TEMPO.CO, New Delhi – Mahkamah Agung India memutuskan melarang kepemilikan, penyimpanan, dan penjualan kembang api di Ibu Kota New Delhi, Jumat, 25 November 2016. Keputusan ini diambil menanggapi petisi dari sejumlah orang tua yang khawatir polusi dari kembang api berdampak buruk pada kesehatan anaknya.
Para orang tua ini berargumen, paru-paru anak kecil belum cukup terbentuk untuk menerima peningkatan polusi yang terjadi. Polusi udara di India meningkat tajam setelah diadakannya Diwali, festival budaya Hindu di India utara.
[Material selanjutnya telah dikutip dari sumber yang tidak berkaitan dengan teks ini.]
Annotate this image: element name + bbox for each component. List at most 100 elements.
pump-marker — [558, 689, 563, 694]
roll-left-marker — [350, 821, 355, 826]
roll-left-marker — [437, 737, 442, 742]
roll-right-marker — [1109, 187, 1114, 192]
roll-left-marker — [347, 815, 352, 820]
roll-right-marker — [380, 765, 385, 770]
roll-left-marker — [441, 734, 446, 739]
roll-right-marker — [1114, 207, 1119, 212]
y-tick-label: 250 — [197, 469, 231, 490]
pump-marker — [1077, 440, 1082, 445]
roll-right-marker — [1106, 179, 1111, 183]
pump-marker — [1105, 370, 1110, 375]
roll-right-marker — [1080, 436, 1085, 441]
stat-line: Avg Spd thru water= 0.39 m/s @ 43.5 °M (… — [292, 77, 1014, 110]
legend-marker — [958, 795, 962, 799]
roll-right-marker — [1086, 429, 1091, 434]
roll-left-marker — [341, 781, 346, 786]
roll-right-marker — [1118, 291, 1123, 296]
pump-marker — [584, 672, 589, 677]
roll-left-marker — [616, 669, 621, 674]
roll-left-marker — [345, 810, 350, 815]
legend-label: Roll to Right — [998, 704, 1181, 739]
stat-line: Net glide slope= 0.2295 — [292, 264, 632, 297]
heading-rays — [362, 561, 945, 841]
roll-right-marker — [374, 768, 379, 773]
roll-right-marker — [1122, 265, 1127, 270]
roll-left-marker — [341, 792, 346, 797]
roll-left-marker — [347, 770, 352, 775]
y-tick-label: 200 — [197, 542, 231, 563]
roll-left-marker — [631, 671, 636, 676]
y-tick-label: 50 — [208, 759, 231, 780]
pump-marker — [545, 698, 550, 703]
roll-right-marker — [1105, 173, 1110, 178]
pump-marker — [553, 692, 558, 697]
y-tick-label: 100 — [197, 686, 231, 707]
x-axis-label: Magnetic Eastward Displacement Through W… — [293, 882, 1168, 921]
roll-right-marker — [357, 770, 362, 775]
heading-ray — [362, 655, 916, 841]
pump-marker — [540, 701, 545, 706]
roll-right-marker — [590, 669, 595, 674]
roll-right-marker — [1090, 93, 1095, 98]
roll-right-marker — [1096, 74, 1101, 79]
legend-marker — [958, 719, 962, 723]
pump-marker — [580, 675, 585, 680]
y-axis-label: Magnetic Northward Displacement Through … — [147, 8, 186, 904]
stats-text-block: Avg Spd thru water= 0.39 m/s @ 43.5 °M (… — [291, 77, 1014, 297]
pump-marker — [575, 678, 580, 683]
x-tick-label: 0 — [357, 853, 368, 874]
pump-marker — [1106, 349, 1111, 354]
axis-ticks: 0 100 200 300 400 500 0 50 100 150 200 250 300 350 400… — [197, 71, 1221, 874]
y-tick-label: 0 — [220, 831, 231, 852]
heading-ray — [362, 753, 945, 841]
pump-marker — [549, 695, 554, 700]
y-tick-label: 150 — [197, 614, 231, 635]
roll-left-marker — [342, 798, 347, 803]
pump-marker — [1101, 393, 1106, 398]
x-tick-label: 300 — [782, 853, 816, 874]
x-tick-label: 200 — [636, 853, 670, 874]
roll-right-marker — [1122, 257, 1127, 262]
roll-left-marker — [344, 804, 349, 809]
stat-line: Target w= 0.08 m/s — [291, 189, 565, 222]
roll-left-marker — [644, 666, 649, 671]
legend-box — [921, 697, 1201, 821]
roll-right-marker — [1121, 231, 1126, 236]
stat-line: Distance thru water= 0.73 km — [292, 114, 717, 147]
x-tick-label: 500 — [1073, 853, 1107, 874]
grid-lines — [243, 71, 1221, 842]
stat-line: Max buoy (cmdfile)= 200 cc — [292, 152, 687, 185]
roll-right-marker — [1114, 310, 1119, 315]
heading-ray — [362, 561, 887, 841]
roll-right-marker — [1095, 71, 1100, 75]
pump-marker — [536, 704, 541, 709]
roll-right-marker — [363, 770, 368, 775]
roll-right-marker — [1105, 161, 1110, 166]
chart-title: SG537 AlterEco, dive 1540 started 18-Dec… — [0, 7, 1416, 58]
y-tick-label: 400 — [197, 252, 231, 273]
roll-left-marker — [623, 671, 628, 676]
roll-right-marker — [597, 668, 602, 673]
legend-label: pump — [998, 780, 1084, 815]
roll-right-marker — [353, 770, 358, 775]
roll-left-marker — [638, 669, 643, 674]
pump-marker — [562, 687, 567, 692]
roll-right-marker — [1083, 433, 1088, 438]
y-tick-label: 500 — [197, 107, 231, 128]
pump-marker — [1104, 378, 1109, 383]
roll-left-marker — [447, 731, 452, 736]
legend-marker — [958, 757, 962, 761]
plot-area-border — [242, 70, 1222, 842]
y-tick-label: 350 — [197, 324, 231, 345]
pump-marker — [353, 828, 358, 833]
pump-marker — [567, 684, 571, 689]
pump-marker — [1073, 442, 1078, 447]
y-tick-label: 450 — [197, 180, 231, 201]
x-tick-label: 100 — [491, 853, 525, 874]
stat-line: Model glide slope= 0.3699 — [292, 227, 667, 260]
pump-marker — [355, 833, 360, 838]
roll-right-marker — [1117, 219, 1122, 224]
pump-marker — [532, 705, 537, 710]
"Tahun ini, beberapa saat seusai Diwali berakhir, kami mendapatkan polusi terburuk dalam 20 tahun terakhir," ujar Gopal Sankaranarayanan, pengacara yang mewakili para pembuat petisi, seperti dilansir BBC. Prosesi yang diadakan dalam festival yang digelar pada Oktober itu antara lain pembakaran kembang api secara massal.
Mahkamah menemukan polusi udara di Delhi meningkat sepuluh kali lipat dari batas aman seusai perayaan Diwali. "Itu (polusi) memang cukup buruk dalam 10-14 hari seusai Diwali," tutur Sankaranarayanan. Hal ini membuat warga India disambut pagi yang penuh dengan kabut asap tiap hari.
Selain melarang kembang api, Mahkamah meminta otoritas pengontrol polusi segera mempelajari efek buruk dari material yang ada dalam kembang api. Mahkamah memberi waktu untuk studi ini selama tiga bulan.
Kampanye pengurangan penggunaan kembang api selama Diwali beberapa kali dilakukan. Namun belum ada perubahan berarti. Sankaranarayanan mengatakan keputusan Mahkamah ini merupakan langkah positif bagi perjuangan menghentikan polusi.
Ia berujar, langkah selanjutnya dalam mengurangi polusi di India adalah penelitian selama setahun untuk menemukan sumber polusi paling tinggi.
"Cina sudah melakukannya (penelitian). Indonesia dan Dubai juga. Namun kami (India) belum. Padahal kami (Delhi) sudah disebut sebagai kota dengan tingkat polusi paling tinggi di dunia," tutur Sankaranarayanan.